Every web application has a unique user administration. How will IT consistently manage user and access management across all applications, when new applications are added and the business stays in control? How will IT ensure that when an employee leaves the organization the access to applications will be revoked?
User management is a key asset in dealing with the challenge of managing identities and managing, providing and governing user access to applications and information, both on-premise and in the Cloud. Within the IAM4Cloud services a comprehensive set of user management tools is provided to ensure control in a secure and auditable way.
- User store synchronization
IAM4Cloud doesn’t import or replicate any user store information regardless of whether it is deployed on-premises or in the cloud. IAM4Cloud syncs information near real-time between the primary user store and the web-based applications. Rules can be defined at own discretion to implement for syncing between a source and a target.
- Provisioning and de-provisioning
When it comes to managing provisioning and de-provisioning user accounts, the ability to manage accounts outside your network is crucial. As an identity provider there’s a continual challenge keeping user accounts synchronized with the connected applications. What’s needed is a way to automate management to keep these identity silos in sync.
IAM4Cloud automates provisioning by synchronizing with behind-the-firewall systems like Active Directory with 3rd party applications.
IAM4Cloud supports provisioning to most cloud applications.
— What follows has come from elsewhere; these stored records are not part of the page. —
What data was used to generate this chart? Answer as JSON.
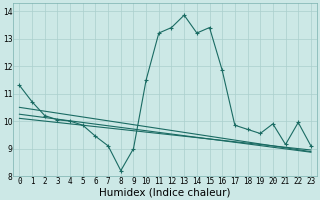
{
  "xlabel": "Humidex (Indice chaleur)",
  "background_color": "#cce8e6",
  "grid_color": "#aacfcd",
  "line_color": "#1a6b63",
  "xlim": [
    -0.5,
    23.5
  ],
  "ylim": [
    8,
    14.3
  ],
  "xticks": [
    0,
    1,
    2,
    3,
    4,
    5,
    6,
    7,
    8,
    9,
    10,
    11,
    12,
    13,
    14,
    15,
    16,
    17,
    18,
    19,
    20,
    21,
    22,
    23
  ],
  "yticks": [
    8,
    9,
    10,
    11,
    12,
    13,
    14
  ],
  "line1_x": [
    0,
    1,
    2,
    3,
    4,
    5,
    6,
    7,
    8,
    9,
    10,
    11,
    12,
    13,
    14,
    15,
    16,
    17,
    18,
    19,
    20,
    21,
    22,
    23
  ],
  "line1_y": [
    11.3,
    10.7,
    10.2,
    10.05,
    10.0,
    9.85,
    9.45,
    9.1,
    8.2,
    9.0,
    11.5,
    13.2,
    13.4,
    13.85,
    13.2,
    13.4,
    11.85,
    9.85,
    9.7,
    9.55,
    9.9,
    9.15,
    9.95,
    9.1
  ],
  "line2_x": [
    0,
    1,
    2,
    3,
    4,
    5,
    6,
    7,
    8,
    9,
    10,
    11,
    12,
    13,
    14,
    15,
    16,
    17,
    18,
    19,
    20,
    21,
    22,
    23
  ],
  "line2_y": [
    10.25,
    10.19,
    10.13,
    10.07,
    10.01,
    9.95,
    9.89,
    9.83,
    9.77,
    9.71,
    9.65,
    9.59,
    9.53,
    9.47,
    9.41,
    9.35,
    9.29,
    9.23,
    9.17,
    9.11,
    9.05,
    8.99,
    8.93,
    8.87
  ],
  "line3_x": [
    0,
    1,
    2,
    3,
    4,
    5,
    6,
    7,
    8,
    9,
    10,
    11,
    12,
    13,
    14,
    15,
    16,
    17,
    18,
    19,
    20,
    21,
    22,
    23
  ],
  "line3_y": [
    10.5,
    10.43,
    10.36,
    10.29,
    10.22,
    10.15,
    10.08,
    10.01,
    9.94,
    9.87,
    9.8,
    9.73,
    9.66,
    9.59,
    9.52,
    9.45,
    9.38,
    9.31,
    9.24,
    9.17,
    9.1,
    9.03,
    8.96,
    8.89
  ],
  "line4_x": [
    0,
    1,
    2,
    3,
    4,
    5,
    6,
    7,
    8,
    9,
    10,
    11,
    12,
    13,
    14,
    15,
    16,
    17,
    18,
    19,
    20,
    21,
    22,
    23
  ],
  "line4_y": [
    10.1,
    10.05,
    10.0,
    9.95,
    9.9,
    9.85,
    9.8,
    9.75,
    9.7,
    9.65,
    9.6,
    9.55,
    9.5,
    9.45,
    9.4,
    9.35,
    9.3,
    9.25,
    9.2,
    9.15,
    9.1,
    9.05,
    9.0,
    8.95
  ],
  "tick_fontsize": 5.5,
  "xlabel_fontsize": 7.5
}
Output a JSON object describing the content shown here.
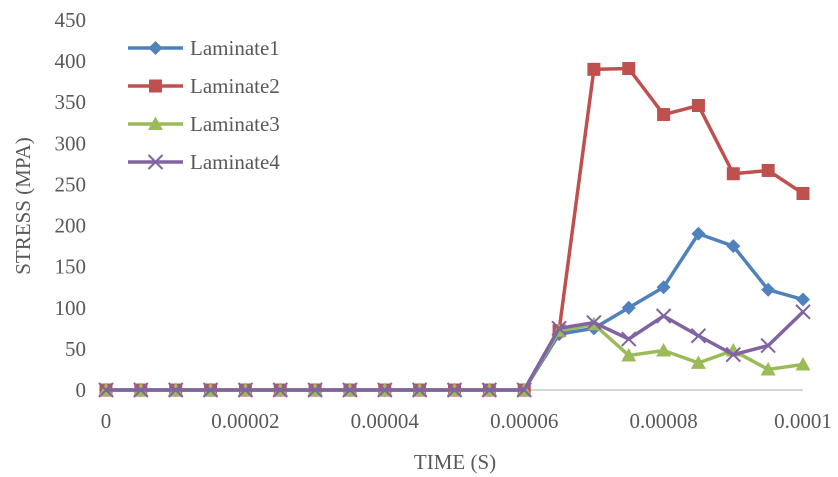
{
  "chart_data": {
    "type": "line",
    "title": "",
    "xlabel": "TIME (S)",
    "ylabel": "STRESS (MPA)",
    "xlim": [
      0,
      0.0001
    ],
    "ylim": [
      0,
      450
    ],
    "x_ticks": [
      0,
      2e-05,
      4e-05,
      6e-05,
      8e-05,
      0.0001
    ],
    "x_tick_labels": [
      "0",
      "0.00002",
      "0.00004",
      "0.00006",
      "0.00008",
      "0.0001"
    ],
    "y_ticks": [
      0,
      50,
      100,
      150,
      200,
      250,
      300,
      350,
      400,
      450
    ],
    "y_tick_labels": [
      "0",
      "50",
      "100",
      "150",
      "200",
      "250",
      "300",
      "350",
      "400",
      "450"
    ],
    "grid": false,
    "legend_position": "top-left",
    "x": [
      0,
      5e-06,
      1e-05,
      1.5e-05,
      2e-05,
      2.5e-05,
      3e-05,
      3.5e-05,
      4e-05,
      4.5e-05,
      5e-05,
      5.5e-05,
      6e-05,
      6.5e-05,
      7e-05,
      7.5e-05,
      8e-05,
      8.5e-05,
      9e-05,
      9.5e-05,
      0.0001
    ],
    "series": [
      {
        "name": "Laminate1",
        "color": "#4f81bd",
        "marker": "diamond",
        "values": [
          0,
          0,
          0,
          0,
          0,
          0,
          0,
          0,
          0,
          0,
          0,
          0,
          0,
          68,
          75,
          100,
          125,
          190,
          175,
          122,
          110
        ]
      },
      {
        "name": "Laminate2",
        "color": "#c0504d",
        "marker": "square",
        "values": [
          0,
          0,
          0,
          0,
          0,
          0,
          0,
          0,
          0,
          0,
          0,
          0,
          0,
          72,
          390,
          391,
          335,
          346,
          263,
          267,
          239
        ]
      },
      {
        "name": "Laminate3",
        "color": "#9bbb59",
        "marker": "triangle",
        "values": [
          0,
          0,
          0,
          0,
          0,
          0,
          0,
          0,
          0,
          0,
          0,
          0,
          0,
          72,
          80,
          42,
          48,
          33,
          48,
          25,
          31
        ]
      },
      {
        "name": "Laminate4",
        "color": "#8064a2",
        "marker": "x",
        "values": [
          0,
          0,
          0,
          0,
          0,
          0,
          0,
          0,
          0,
          0,
          0,
          0,
          0,
          75,
          82,
          62,
          90,
          66,
          43,
          54,
          95
        ]
      }
    ]
  }
}
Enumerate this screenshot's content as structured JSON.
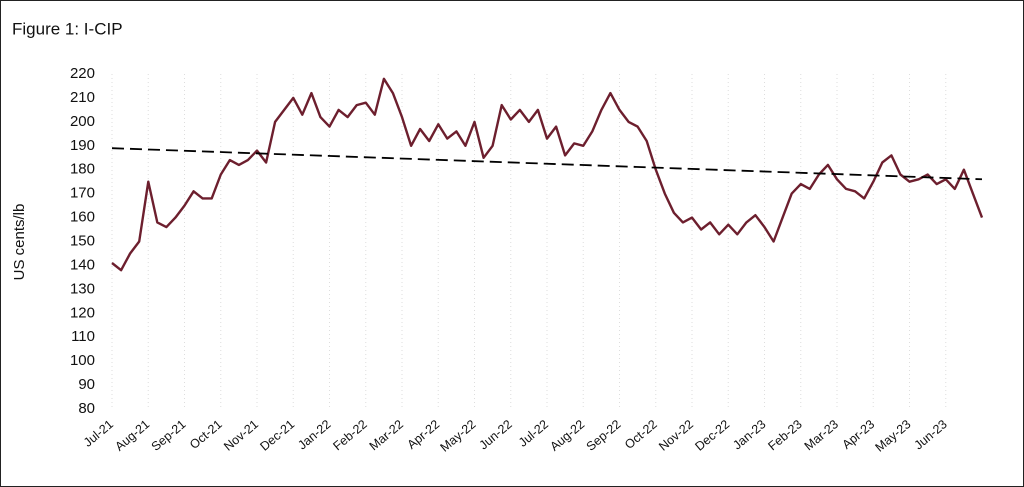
{
  "chart_data": {
    "type": "line",
    "title": "Figure 1: I-CIP",
    "y_label": "US cents/lb",
    "categories": [
      "Jul-21",
      null,
      null,
      null,
      "Aug-21",
      null,
      null,
      null,
      "Sep-21",
      null,
      null,
      null,
      "Oct-21",
      null,
      null,
      null,
      "Nov-21",
      null,
      null,
      null,
      "Dec-21",
      null,
      null,
      null,
      "Jan-22",
      null,
      null,
      null,
      "Feb-22",
      null,
      null,
      null,
      "Mar-22",
      null,
      null,
      null,
      "Apr-22",
      null,
      null,
      null,
      "May-22",
      null,
      null,
      null,
      "Jun-22",
      null,
      null,
      null,
      "Jul-22",
      null,
      null,
      null,
      "Aug-22",
      null,
      null,
      null,
      "Sep-22",
      null,
      null,
      null,
      "Oct-22",
      null,
      null,
      null,
      "Nov-22",
      null,
      null,
      null,
      "Dec-22",
      null,
      null,
      null,
      "Jan-23",
      null,
      null,
      null,
      "Feb-23",
      null,
      null,
      null,
      "Mar-23",
      null,
      null,
      null,
      "Apr-23",
      null,
      null,
      null,
      "May-23",
      null,
      null,
      null,
      "Jun-23",
      null,
      null,
      null,
      null
    ],
    "series": [
      {
        "color": "#6d1f2e",
        "values": [
          141,
          138,
          145,
          150,
          175,
          158,
          156,
          160,
          165,
          171,
          168,
          168,
          178,
          184,
          182,
          184,
          188,
          183,
          200,
          205,
          210,
          203,
          212,
          202,
          198,
          205,
          202,
          207,
          208,
          203,
          218,
          212,
          202,
          190,
          197,
          192,
          199,
          193,
          196,
          190,
          200,
          185,
          190,
          207,
          201,
          205,
          200,
          205,
          193,
          198,
          186,
          191,
          190,
          196,
          205,
          212,
          205,
          200,
          198,
          192,
          180,
          170,
          162,
          158,
          160,
          155,
          158,
          153,
          157,
          153,
          158,
          161,
          156,
          150,
          160,
          170,
          174,
          172,
          178,
          182,
          176,
          172,
          171,
          168,
          175,
          183,
          186,
          178,
          175,
          176,
          178,
          174,
          176,
          172,
          180,
          170,
          160
        ]
      }
    ],
    "trend": {
      "color": "#000000",
      "values": [
        189,
        176
      ]
    },
    "ylim": [
      80,
      220
    ],
    "yticks": [
      80,
      90,
      100,
      110,
      120,
      130,
      140,
      150,
      160,
      170,
      180,
      190,
      200,
      210,
      220
    ]
  }
}
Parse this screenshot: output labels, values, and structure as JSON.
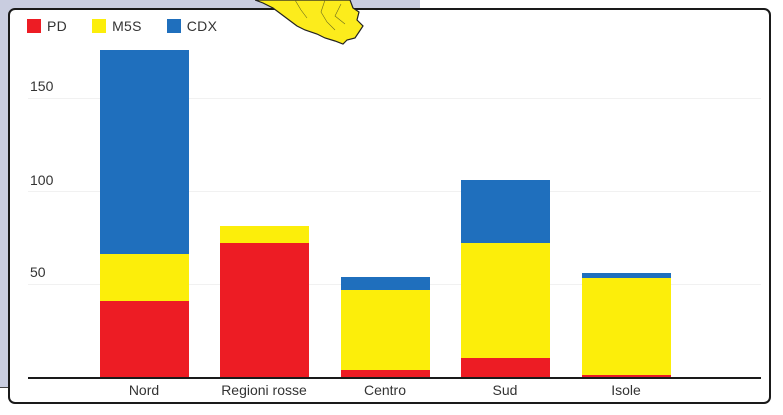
{
  "legend": {
    "items": [
      {
        "label": "PD",
        "color": "#ed1c24"
      },
      {
        "label": "M5S",
        "color": "#fcee0a"
      },
      {
        "label": "CDX",
        "color": "#1f6fbd"
      }
    ]
  },
  "axis": {
    "y_ticks": [
      "150",
      "100",
      "50"
    ]
  },
  "chart_data": {
    "type": "bar",
    "stacked": true,
    "title": "",
    "xlabel": "",
    "ylabel": "",
    "categories": [
      "Nord",
      "Regioni rosse",
      "Centro",
      "Sud",
      "Isole"
    ],
    "series": [
      {
        "name": "PD",
        "color": "#ed1c24",
        "values": [
          41,
          72,
          4,
          10,
          1
        ]
      },
      {
        "name": "M5S",
        "color": "#fcee0a",
        "values": [
          25,
          9,
          43,
          62,
          52
        ]
      },
      {
        "name": "CDX",
        "color": "#1f6fbd",
        "values": [
          110,
          0,
          7,
          34,
          3
        ]
      }
    ],
    "y_ticks": [
      50,
      100,
      150
    ],
    "ylim": [
      0,
      180
    ],
    "grid": true,
    "legend_position": "top-left"
  }
}
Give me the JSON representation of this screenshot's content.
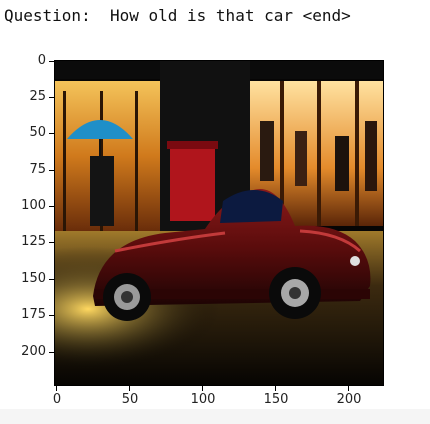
{
  "question_text": "Question:  How old is that car <end>",
  "plot": {
    "x_ticks": [
      "0",
      "50",
      "100",
      "150",
      "200"
    ],
    "y_ticks": [
      "0",
      "25",
      "50",
      "75",
      "100",
      "125",
      "150",
      "175",
      "200"
    ],
    "image_content": "street scene with vintage red car"
  }
}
Within IAM4Cloud the provisioning rules for applications are generally related to group memberships. When a user is added to a group the applications will automatically be assigned to the user. Other authorization models are optionally supported.
Provisioning workflows manage the whole process from onboarding, promotion to offboarding users and their application assignments and credentials.
As soon as a user is disabled in or removed from the user directory, IAM4Cloud will make sure that the user will lose all credentials in the assigned applications.
- Self service
The platform also includes delegated administration that allows for department administrators or others to manage access for specific groups. This is particularly beneficial for large enterprises looking to unburden the central IT department by reducing help desk calls and resource constraints. It includes automated, self-service capabilities that enable end users to perform simple tasks as password resets, updates to basic profile information, requests for access to specific applications, etcetera.